What would the web be like if you could tell it what you want to do as easily as you currently tell it where you want to go?

Mozilla Labs is starting to experiment with linguistic interfaces. That is, we’re playing around with interfaces where you type commands and stuff happens — in much the same way that you can type a location into the address bar in order to go somewhere.

I think this is cool because, for one thing, I think language-based interfaces are seriously under-explored compared to pointing-based interfaces. For another thing, I used to work on a project called Enso. Enso’s a language-based interface, where you type commands in and stuff happens. I think we got certain things right and certain things wrong in Enso’s UI design, so I want to take another crack at doing it better.

What makes a good linguistic UI?

Here’s my current theory.

  1. It’s easy to learn.
  2. It’s efficient.
  3. It’s expressive.

Those are the three “E”s. Let’s unpack ’em a little.

“Easy to learn” should be self-explanatory. Even if a tool is super-efficient and incredibly powerful, if it’s too hard to learn, it’ll be relegated to the “experts only” ghetto. Yeah, that’s right, I’m talking about you, Unix shell. (ahem, Unix/Linux/Posix/BSD/etc.) The original language-based UI, the oldest UI still in common use, and the one which has given the whole concept of “type what you want to do” a bad name for the last thirty years, serves as an excellent counter-example. For a linguistic UI to be easy to learn, it should strive to avoid all of the following misfeatures of the shell:

  • Not discoverable: There’s no guidance given to a first-time user. You type some letters and nothing happens: it feels like shouting into a void. If you don’t already have the basic commands memorized, there’s no way to figure out what they are.
  • Cryptic names: Whether for historical reasons or for brevity, the standard names of commands, programs, and locations are all called stuff like ‘tar’ and ‘mkdir’ and ‘/usr/local/bin’. Because these names are unnatural and unfamiliar, they have to be learned by rote.
  • No feedback: I just entered a command and all I got back was a blank line! It worked, but what did I just do?
  • Options are hard to remember: Does the ln command take the source file first or the destination file first? What does the -z option on tar do again?
  • Really easy to make mistakes: One wrong character and your innocent command is transformed into a ruthless file murderer. And there’s no undo!

But the CLI isn’t all bad. Obviously, if it was all bad, there wouldn’t be so many people still using it! I’m a programmer. I live on the command line. The learning curve was years ago and now it’s second-nature. I couldn’t live without it. So what are the good points?

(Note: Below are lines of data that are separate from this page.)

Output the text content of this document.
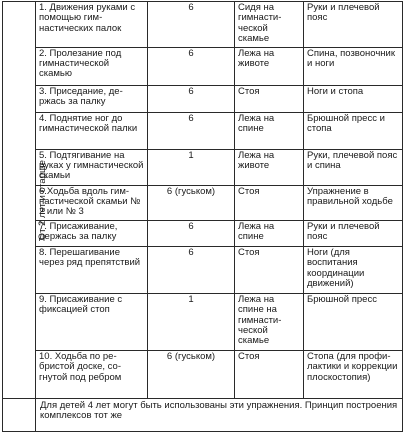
От 2 лет и старше	1. Движения руками с помощью гимнастических палок	6	Сидя на гимнастической скамье	Руки и плечевой пояс
	2. Пролезание под гимнастической скамью	6	Лежа на животе	Спина, позвоночник и ноги
	3. Приседание, держась за палку	6	Стоя	Ноги и стопа
	4. Поднятие ног до гимнастической палки	6	Лежа на спине	Брюшной пресс и стопа
	5. Подтягивание на руках у гимнастической скамьи	1	Лежа на животе	Руки, плечевой пояс и спина
	6.Ходьба вдоль гимнастической скамьи № 2 или № 3	6 (гуськом)	Стоя	Упражнение в правильной ходьбе
	7. Присаживание, держась за палку	6	Лежа на спине	Руки и плечевой пояс
	8. Перешагивание через ряд препятствий	6	Стоя	Ноги (для воспитания координации движений)
	9. Присаживание с фиксацией стоп	1	Лежа на спине на гимнастической скамье	Брюшной пресс
	10. Ходьба по ребристой доске, согнутой под ребром	6 (гуськом)	Стоя	Стопа (для профилактики и коррекции плоскостопия)
	Для детей 4 лет могут быть использованы эти упражнения. Принцип построения комплексов тот же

The first good point is that you can get a whole lot done with just a few keystrokes, thanks to the very short names, the tab-based autocompletion, and the command history that lets you easily repeat or modify earlier commands. This makes it a very efficient interface. You can learn more about the precise (quantitative) definition of information-theoretic efficiency in Aza’s article, Know When to Stop Designing — Quantitatively. There are logarithms involved. If you don’t feel like doing math, all you need to know for now is this extremely simple concept: the fewer keys you have to hit to get the computer to understand what you want, the less wasted effort, the more efficient the interface.

The second good point is that it’s not just a set of commands, it’s a language. (BASH is turing-complete.) Pipes, stdin/stdout redirection, backticks, environment variables, etc. form the grammar. Executables (“small programs that do one thing and do it well”) form the vocabulary. Every command line you write is a little one-time program. With shell scripting, you can make that one-time program into a reusable command. You’re not limited to a small set of commands: Like any programming language, or any human language, an infinite number of ideas can be expressed with a finite vocabulary. I call this quality “Expressiveness”.

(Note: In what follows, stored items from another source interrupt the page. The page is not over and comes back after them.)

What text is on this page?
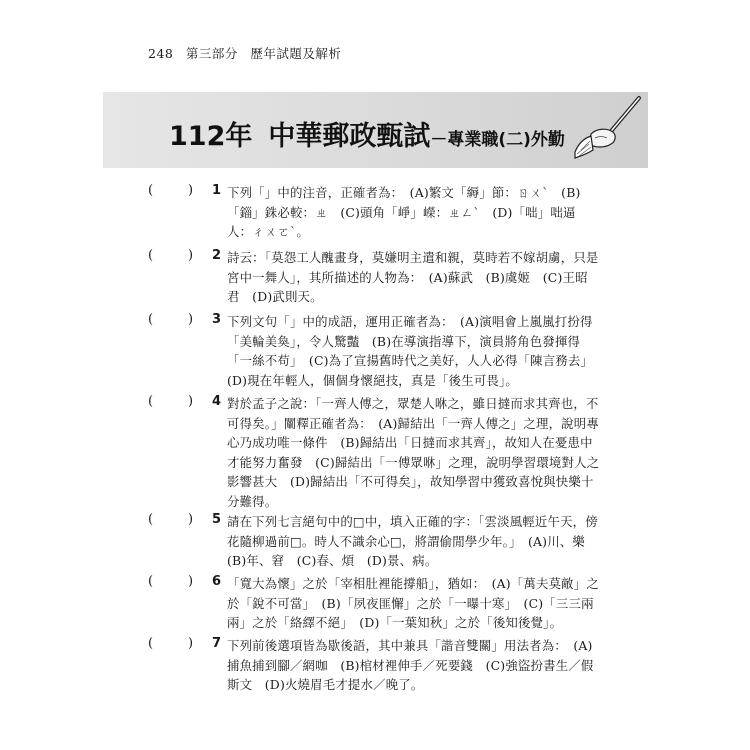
248 第三部分 歷年試題及解析
112年 中華郵政甄試－專業職(二)外勤
(	) 1 下列「」中的注音，正確者為：　(A)繁文「縟」節：ㄖㄨˋ　(B)「錙」銖必較：ㄓ　(C)頭角「崢」嶸：ㄓㄥˋ　(D)「咄」咄逼人：ㄔㄨㄛˋ。
(	) 2 詩云：「莫怨工人醜畫身，莫嫌明主遣和親，莫時若不嫁胡虜，只是宮中一舞人」，其所描述的人物為：　(A)蘇武　(B)虞姬　(C)王昭君　(D)武則天。
(	) 3 下列文句「」中的成語，運用正確者為：　(A)演唱會上嵐嵐打扮得「美輪美奐」，令人驚豔　(B)在導演指導下，演員將角色發揮得「一絲不苟」　(C)為了宣揚舊時代之美好，人人必得「陳言務去」　(D)現在年輕人，個個身懷絕技，真是「後生可畏」。
(	) 4 對於孟子之說：「一齊人傅之，眾楚人咻之，雖日撻而求其齊也，不可得矣。」闡釋正確者為：　(A)歸結出「一齊人傅之」之理，說明專心乃成功唯一條件　(B)歸結出「日撻而求其齊」，故知人在憂患中才能努力奮發　(C)歸結出「一傅眾咻」之理，說明學習環境對人之影響甚大　(D)歸結出「不可得矣」，故知學習中獲致喜悅與快樂十分難得。
(	) 5 請在下列七言絕句中的□中，填入正確的字：「雲淡風輕近午天，傍花隨柳過前□。時人不識余心□，將謂偷閒學少年。」　(A)川、樂　(B)年、窘　(C)春、煩　(D)景、病。
(	) 6 「寬大為懷」之於「宰相肚裡能撐船」，猶如：　(A)「萬夫莫敵」之於「銳不可當」　(B)「夙夜匪懈」之於「一曝十寒」　(C)「三三兩兩」之於「絡繹不絕」　(D)「一葉知秋」之於「後知後覺」。
(	) 7 下列前後選項皆為歇後語，其中兼具「諧音雙關」用法者為：　(A)捕魚捕到腳／網咖　(B)棺材裡伸手／死要錢　(C)強盜扮書生／假斯文　(D)火燒眉毛才提水／晚了。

There’s our three “E”s: Easy, efficient, and expressive. Unix has… well, two out of three ain’t bad! It beats the Mac/Windows style GUI hands down in both efficiency and expressiveness, but loses badly in ease of learning.

So here’s the riddle. This is what attracts me to the challenge of language-based UI:

How can we make a UI with the efficiency and expressiveness of the Unix command line, but that’s easy to learn and that won’t shoot you in the foot?

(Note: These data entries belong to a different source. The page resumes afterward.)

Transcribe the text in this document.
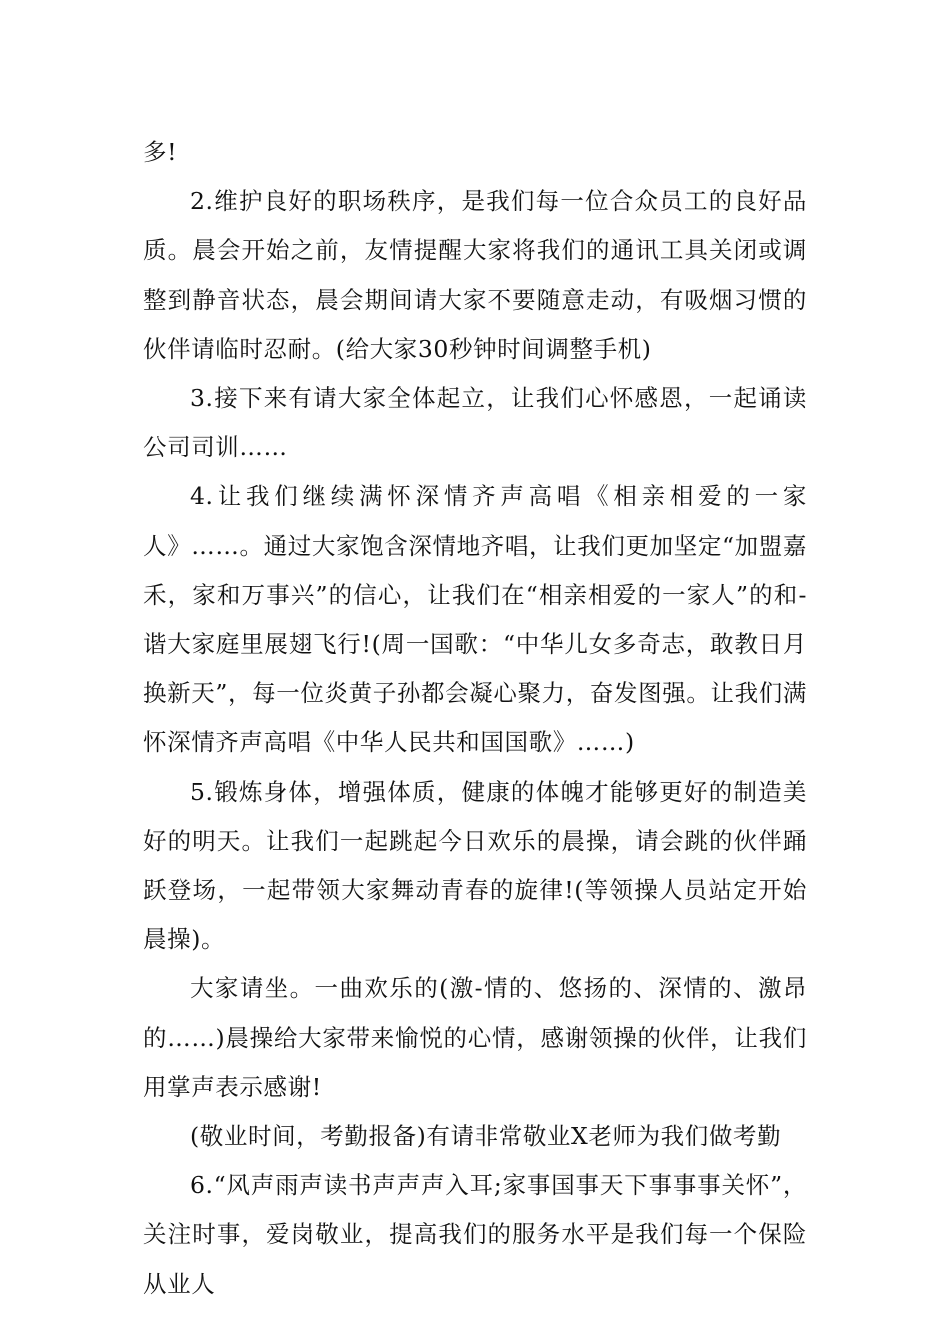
多!

2.维护良好的职场秩序，是我们每一位合众员工的良好品质。晨会开始之前，友情提醒大家将我们的通讯工具关闭或调整到静音状态，晨会期间请大家不要随意走动，有吸烟习惯的伙伴请临时忍耐。(给大家30秒钟时间调整手机)

3.接下来有请大家全体起立，让我们心怀感恩，一起诵读公司司训……

4.让我们继续满怀深情齐声高唱《相亲相爱的一家人》……。通过大家饱含深情地齐唱，让我们更加坚定“加盟嘉禾，家和万事兴”的信心，让我们在“相亲相爱的一家人”的和-谐大家庭里展翅飞行!(周一国歌：“中华儿女多奇志，敢教日月换新天”，每一位炎黄子孙都会凝心聚力，奋发图强。让我们满怀深情齐声高唱《中华人民共和国国歌》……)

5.锻炼身体，增强体质，健康的体魄才能够更好的制造美好的明天。让我们一起跳起今日欢乐的晨操，请会跳的伙伴踊跃登场，一起带领大家舞动青春的旋律!(等领操人员站定开始晨操)。

大家请坐。一曲欢乐的(激-情的、悠扬的、深情的、激昂的……)晨操给大家带来愉悦的心情，感谢领操的伙伴，让我们用掌声表示感谢!

(敬业时间，考勤报备)有请非常敬业X老师为我们做考勤

6.“风声雨声读书声声声入耳;家事国事天下事事事关怀”，关注时事，爱岗敬业，提高我们的服务水平是我们每一个保险从业人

Enso was our attempt at a very easy-to-learn linguistic UI. You hold down the Caps Lock key and start typing a command. Enso displays an automatic completion of whatever command best matches your input, along with a description of what the command will do if executed. On the lines below the input, Enso shows suggestions for other commands similar to the input. You can use the arrow keys to hilight one of the suggestions, and release Caps Lock to execute it.

It’s far from perfect, but I’m still proud of how easy Enso is to learn. Once someone grasps the basic idea of “Hold down caps lock and type a command”, they can almost always figure the rest out on their own. The suggestion list makes them passively aware of what other commands exist, while the description text teaches them what commands do. Seeing what Enso thinks you mean before you execute helps reduce errors, too.

However, this design for Enso had some basic limitations. Commands were always verb-noun, like “Open notepad”, and could only take a single argument apiece, so the expressiveness was limited. We had plans for how multiple commands could be chained together, but this still hasn’t been implemented.

At Humanized, one of the most common feature requests we got was for a way to abbreviate commands — especially the very frequently used “open” command. Another of the most common feature requests was for the ability to enter the noun before the verb — e.g. to open notepad by typing “notepad” first instead of “open notepad” (the way Quicksilver works). Both these requests were clues that people were being frustrated by the need to type “open” over and over again. The interface was inefficient because the first five characters of “open notepad” were wasted keystrokes.

We tried to improve the efficiency by allowing the tab key to be used to autocomplete the rest of the current word, but hitting tab while holding caps lock requires finger contortions, so this feature was seldom used. We wanted to stick with verb-noun because of the similarity to natural English word order, and we avoided abbreviations because we wanted the behavior to always be consistent, but I’m now convinced the users were right — the inefficiency was a major problem.

There are plenty of other linguistic UIs we could analyze using the three “E”s. For example: The Awesome Bar in Firefox 3 is sort of a linguistic interface by my definition (You type stuff in and stuff happens). It’s very easily learnable (most people can figure it out without being taught), and also very efficient (usually just a few keystrokes to get to the website you want) but it’s not expressive at all (all it does is open pages).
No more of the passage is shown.